Na Antigüidade a democracia ateniense procurava garantir a igualdade de condições de escolha. Péricles ficou conhecido por em prática a lei que autorizava o Estado a pagar os dias de serviço para que os cidadãos pobres pudessem votar embora estes constituíssem uma minoria baseada economicamente no trabalho escravo, mesmo assim tal medida, não garantia um quorum acima de dez por cento na assembléia (Eclésia).
A democracia moderna constituiu-se, apesar de abarcar a maioria absoluta dos cidadãos, pelo menos depois de várias lutas sociais (lutas diretas e não parlamentares) que ampliaram os direitos de voto progressivamente às pessoas, na base de uma contradição: como atender o ideal de igualdade implícito no próprio conceito demos, sendo que o jogo democrático está submetido às decisões de interesse privado, dos detentores (proprietários) do capital?
A social democracia, nesse sentido, é um dos maiores equívocos da história. E a democracia liberal é, em verdade, uma plutocracia que esconde sua verdadeira face ao igualar o valor dos votos, que perdem seu valor qualitativo já que a liberdade de escolha implícita nesse ato de votar fica comprometida, pois não há igualdade de acesso à informação, à educação e muito menos à participação pública, sem falar que, o processo de escolha ocorre num ambiente de separação entre os anseios sociais, sem organização, na dispersão atomizada da realidade alienante da sociedade burguesa.
O voto torna-se, nesse contexto, apenas um ato simbólico obrigatório em que o cidadão delega poderes a outrem sem nenhuma garantia de representação. Não há escolha verdadeira sem igualdade de condições. Não há representação enquanto os cidadãos não se reconhecem como tais, como agentes políticos que podem interferir nas decisões de governo. E essa situação é, a meu ver, insuperável diante de um sistema econômico que prima pela exclusão social e pelo acirramento das desigualdades.
A democracia, nessa perspectiva, possibilita a dominação escamoteada dos grupos privados, daqueles que mais têm condições de se organizarem politicamente. É um governo dos grupos de pressão, dos lobbies. E enquanto a esquerda não perceber que, com essas regras do jogo, não terá nenhuma chance, que será cada vez mais difícil distinguir as diferenças políticas entre esquerda e direita, estaremos destinados a escolher entre seis e meia dúzia.
Apenas num detalhe a distinção será possível, a direita no poder será um governo sintonizado, completamente à vontade enquanto o da esquerda terá característica de inquietação, de peso na consciência, a sensação desconfortável de estar traindo seus princípios, seus antigos companheiros, a sensação incômoda de ter “evoluído”, se modernizado, ter se adequando à civilização e o preço dessa adequação será ter aceitado o que antes combatia, enfim, será um governo (seja presidente, governador ou prefeito) que necessitará de sessões semanais de psicanálise, para não explodir pelo sentimento de culpa, impotência. Qualquer semelhança com a vida política do país não é mera coincidência.
LIVROS CONSULTADOS

BOBBIO, Norberto. Direita e Esquerda: razões e significados de uma distinção política. São Paulo: UNESP, 2001.
BOVERO, Michelangelo. Contra o Governo dos Piores: uma gramática da democracia. Rio de Janeiro: Campus, 2002.
HOBSBAWM, Eric J. Era dos Extremos: o breve século XX (1914-1991). São Paulo: Cia. das Letras, 2001.

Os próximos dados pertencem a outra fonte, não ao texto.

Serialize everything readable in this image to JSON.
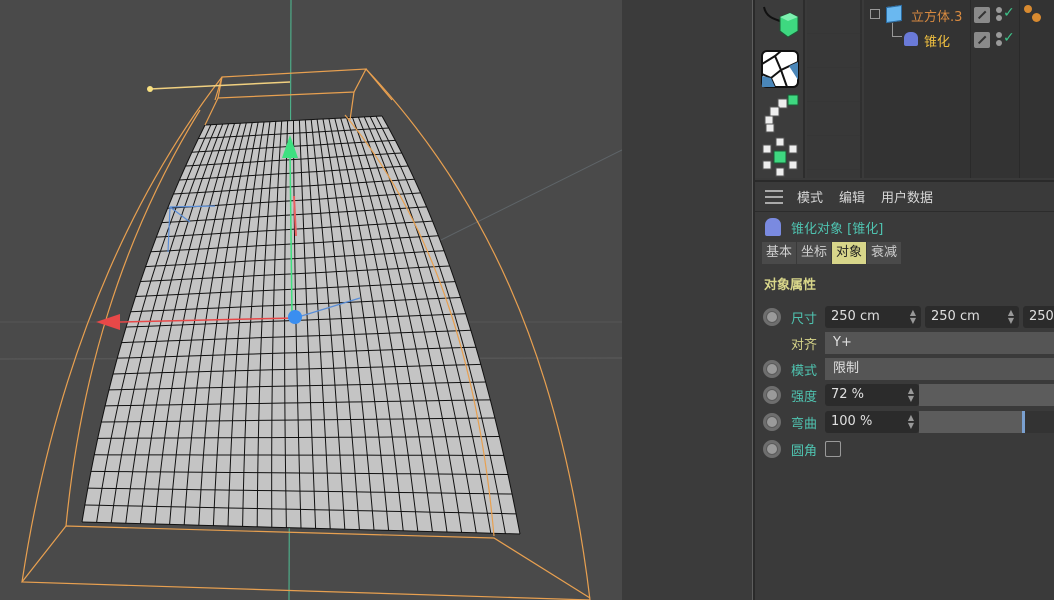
{
  "viewport": {
    "bg_color": "#4a4a4a",
    "wire_color": "#e8a050",
    "mesh_color": "#c4c4c4",
    "axis_x_color": "#e84848",
    "axis_y_color": "#3ee080",
    "axis_z_color": "#3a8ef0"
  },
  "object_palette": {
    "icons": [
      "spline-cube-icon",
      "voronoi-fracture-icon",
      "cloner-array-icon",
      "cloner-radial-icon"
    ]
  },
  "object_manager": {
    "objects": [
      {
        "name": "立方体.3",
        "color": "#d88a40",
        "icon": "cube-icon",
        "edit": "edit-tag",
        "visible": true,
        "tag": "material-spheres-icon"
      },
      {
        "name": "锥化",
        "color": "#f0c040",
        "icon": "taper-icon",
        "edit": "edit-tag",
        "visible": true
      }
    ]
  },
  "attributes": {
    "menu": [
      "模式",
      "编辑",
      "用户数据"
    ],
    "title": "锥化对象 [锥化]",
    "tabs": [
      {
        "label": "基本",
        "active": false
      },
      {
        "label": "坐标",
        "active": false
      },
      {
        "label": "对象",
        "active": true
      },
      {
        "label": "衰减",
        "active": false
      }
    ],
    "section": "对象属性",
    "props": {
      "size": {
        "label": "尺寸",
        "x": "250 cm",
        "y": "250 cm",
        "z": "250"
      },
      "align": {
        "label": "对齐",
        "value": "Y+"
      },
      "mode": {
        "label": "模式",
        "value": "限制"
      },
      "strength": {
        "label": "强度",
        "value": "72 %",
        "fraction": 0.72
      },
      "curvature": {
        "label": "弯曲",
        "value": "100 %",
        "fraction": 1.0
      },
      "fillet": {
        "label": "圆角",
        "checked": false
      }
    }
  }
}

[1] “A Vitória da URSS sobre Hitler foi uma realização do regime lá instalado pela Revolução de Outubro, como demonstra uma comparação do desempenho da economia russa czarista na Primeira Guerra Mundial com a economia soviética na Segunda Guerra (Gatrell & Harrison, 1993)”. “(...) Uma da ironias deste estranho século é que o resultado mais duradouro da Revolução de Outubro, cujo objetivo era a derrubada global do capitalismo, foi salvar seu antagonista, tanto na guerra quanto na paz, fornecendo-lhe o incentivo – o medo – para reformar-se após a Segunda Guerra Mundial e, ao estabelecer a popularidade do planejamento econômico, oferecendo-lhe alguns procedimentos para sua reforma”. HOBSBAWM, 2001.
[2] BOBBIO, 1995.
[3] BOVERO, 2002, p.44.
[4] Há de se ter em conta que o voto é uma criação da aristocracia, anterior a Clístenes, no regime aristocráticos elegiam-se os “melhores” (aristo), portanto, o ato de eleger não pode se considerado um componente fundamental da democracia, (BOVERO, 2002). Por outro lado, o voto na democracia só era utilizado para os cargos executivos da Estratégia, para as outras instituições políticas da Grécia, como a Hélia e a Bulé, a forma de escolha predominante dos cidadãos na Eclésia, não era o voto, mas o sorteio. Temia-se o voto, devido ao poder de convencimento dos ricos cidadãos que tinham acesso às aulas de retórica. Num paralelo arriscado, para nós hoje em dia, o tempo de propaganda e os gastos com o marketing nas campanhas eleitorais, tem um significado aproximado com o acesso à arte da retórica, no passado da democracia ateniense.


[5] BOVERO, 2002, p. 48.

Um comentário:

Anônimo disse...

ow .. baum ??? acessei seu blog, mas deu pra ler. Os textos são IMENSOSSSSSSSSS . . kuakauka . .um abraço grande . . .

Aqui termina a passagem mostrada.